Thank you for the response. It works both ways. Thank you very much! Is that documented elsewhere? I didn't check the documentation recently, but I don't recall seeing that anywhere.

I'm closing this issue now. 🙌

greedy52 commented 1 year ago

@GlauberrBatista

Thank you for the response. It works both ways. Thank you very much!

Awesome. For the first one (NO_PROXY) you probably can just leave it in your bashrc and forget about it. But you would need more entries if pod is running in other regions.

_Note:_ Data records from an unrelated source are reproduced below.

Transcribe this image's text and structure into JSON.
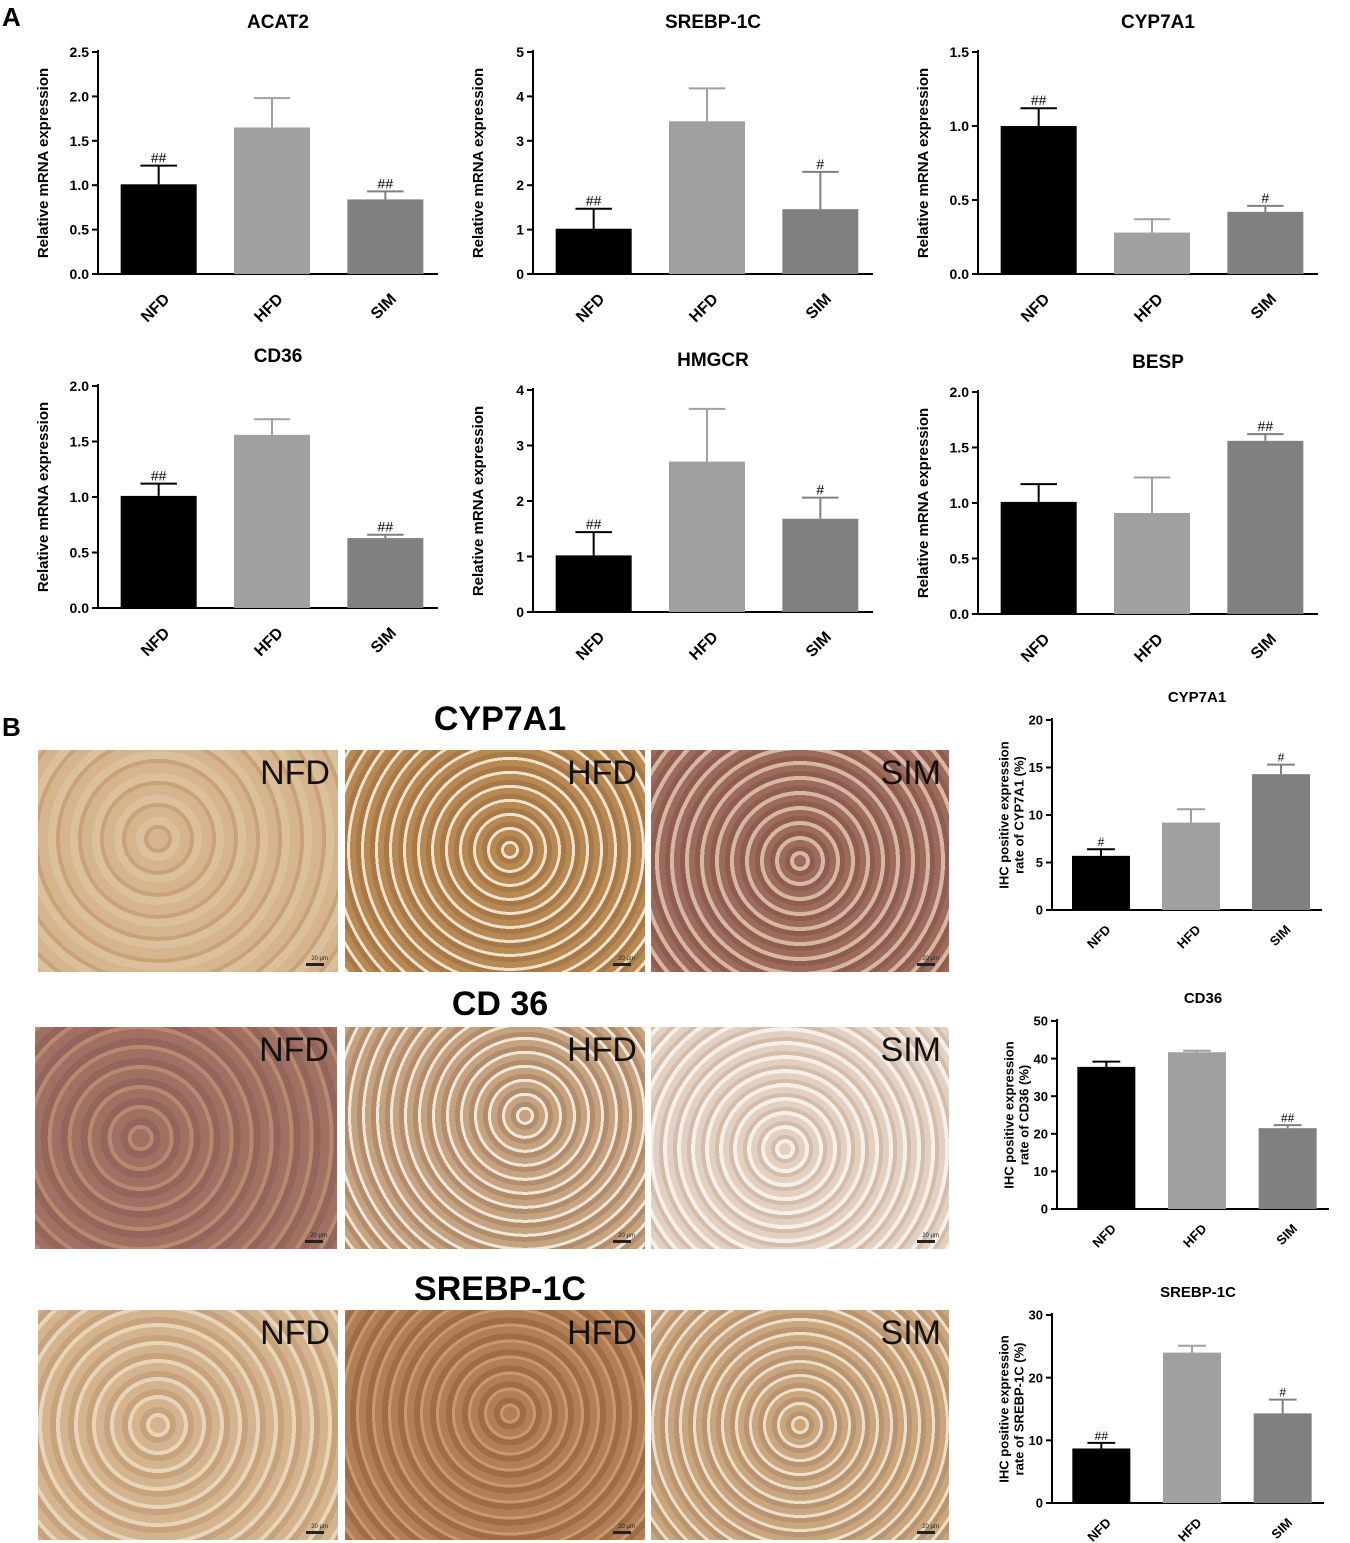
{
  "panels": {
    "a": "A",
    "b": "B"
  },
  "group_colors": {
    "NFD": "#000000",
    "HFD": "#a0a0a3",
    "SIM": "#808080"
  },
  "chart_data": [
    {
      "type": "bar",
      "title": "ACAT2",
      "ylabel": "Relative mRNA expression",
      "categories": [
        "NFD",
        "HFD",
        "SIM"
      ],
      "values": [
        1.01,
        1.65,
        0.84
      ],
      "errors": [
        0.21,
        0.33,
        0.09
      ],
      "annotations": [
        "##",
        "",
        "##"
      ],
      "ylim": [
        0,
        2.5
      ],
      "yticks": [
        "0.0",
        "0.5",
        "1.0",
        "1.5",
        "2.0",
        "2.5"
      ]
    },
    {
      "type": "bar",
      "title": "SREBP-1C",
      "ylabel": "Relative mRNA expression",
      "categories": [
        "NFD",
        "HFD",
        "SIM"
      ],
      "values": [
        1.02,
        3.44,
        1.46
      ],
      "errors": [
        0.45,
        0.74,
        0.84
      ],
      "annotations": [
        "##",
        "",
        "#"
      ],
      "ylim": [
        0,
        5
      ],
      "yticks": [
        "0",
        "1",
        "2",
        "3",
        "4",
        "5"
      ]
    },
    {
      "type": "bar",
      "title": "CYP7A1",
      "ylabel": "Relative mRNA expression",
      "categories": [
        "NFD",
        "HFD",
        "SIM"
      ],
      "values": [
        1.0,
        0.28,
        0.42
      ],
      "errors": [
        0.12,
        0.09,
        0.04
      ],
      "annotations": [
        "##",
        "",
        "#"
      ],
      "ylim": [
        0,
        1.5
      ],
      "yticks": [
        "0.0",
        "0.5",
        "1.0",
        "1.5"
      ]
    },
    {
      "type": "bar",
      "title": "CD36",
      "ylabel": "Relative mRNA expression",
      "categories": [
        "NFD",
        "HFD",
        "SIM"
      ],
      "values": [
        1.01,
        1.56,
        0.63
      ],
      "errors": [
        0.11,
        0.14,
        0.03
      ],
      "annotations": [
        "##",
        "",
        "##"
      ],
      "ylim": [
        0,
        2.0
      ],
      "yticks": [
        "0.0",
        "0.5",
        "1.0",
        "1.5",
        "2.0"
      ]
    },
    {
      "type": "bar",
      "title": "HMGCR",
      "ylabel": "Relative mRNA expression",
      "categories": [
        "NFD",
        "HFD",
        "SIM"
      ],
      "values": [
        1.02,
        2.71,
        1.68
      ],
      "errors": [
        0.42,
        0.95,
        0.38
      ],
      "annotations": [
        "##",
        "",
        "#"
      ],
      "ylim": [
        0,
        4
      ],
      "yticks": [
        "0",
        "1",
        "2",
        "3",
        "4"
      ]
    },
    {
      "type": "bar",
      "title": "BESP",
      "ylabel": "Relative mRNA expression",
      "categories": [
        "NFD",
        "HFD",
        "SIM"
      ],
      "values": [
        1.01,
        0.91,
        1.56
      ],
      "errors": [
        0.16,
        0.32,
        0.06
      ],
      "annotations": [
        "",
        "",
        "##"
      ],
      "ylim": [
        0,
        2.0
      ],
      "yticks": [
        "0.0",
        "0.5",
        "1.0",
        "1.5",
        "2.0"
      ]
    },
    {
      "type": "bar",
      "title": "CYP7A1",
      "ylabel": "IHC positive expression rate of CYP7A1 (%)",
      "categories": [
        "NFD",
        "HFD",
        "SIM"
      ],
      "values": [
        5.7,
        9.2,
        14.3
      ],
      "errors": [
        0.7,
        1.4,
        1.0
      ],
      "annotations": [
        "#",
        "",
        "#"
      ],
      "ylim": [
        0,
        20
      ],
      "yticks": [
        "0",
        "5",
        "10",
        "15",
        "20"
      ]
    },
    {
      "type": "bar",
      "title": "CD36",
      "ylabel": "IHC positive expression rate of CD36 (%)",
      "categories": [
        "NFD",
        "HFD",
        "SIM"
      ],
      "values": [
        37.8,
        41.7,
        21.5
      ],
      "errors": [
        1.4,
        0.4,
        0.8
      ],
      "annotations": [
        "",
        "",
        "##"
      ],
      "ylim": [
        0,
        50
      ],
      "yticks": [
        "0",
        "10",
        "20",
        "30",
        "40",
        "50"
      ]
    },
    {
      "type": "bar",
      "title": "SREBP-1C",
      "ylabel": "IHC positive expression rate of SREBP-1C (%)",
      "categories": [
        "NFD",
        "HFD",
        "SIM"
      ],
      "values": [
        8.7,
        24.0,
        14.3
      ],
      "errors": [
        0.9,
        1.1,
        2.2
      ],
      "annotations": [
        "##",
        "",
        "#"
      ],
      "ylim": [
        0,
        30
      ],
      "yticks": [
        "0",
        "10",
        "20",
        "30"
      ]
    }
  ],
  "micrographs": [
    {
      "title": "CYP7A1",
      "images": [
        {
          "label": "NFD",
          "scale": "20 μm"
        },
        {
          "label": "HFD",
          "scale": "20 μm"
        },
        {
          "label": "SIM",
          "scale": "20 μm"
        }
      ]
    },
    {
      "title": "CD 36",
      "images": [
        {
          "label": "NFD",
          "scale": "20 μm"
        },
        {
          "label": "HFD",
          "scale": "20 μm"
        },
        {
          "label": "SIM",
          "scale": "20 μm"
        }
      ]
    },
    {
      "title": "SREBP-1C",
      "images": [
        {
          "label": "NFD",
          "scale": "20 μm"
        },
        {
          "label": "HFD",
          "scale": "20 μm"
        },
        {
          "label": "SIM",
          "scale": "20 μm"
        }
      ]
    }
  ]
}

I will make a fix to automatically do --endpoinit-url when tsh detects it's running tsh ecs execute-command so you won't need any of these in the future. we did something similar for tsh aws ssm start-session but missed this one.

I will update the document as well.

Thanks so much for reporting and trying things out. I will update this ticket when the fix is ready.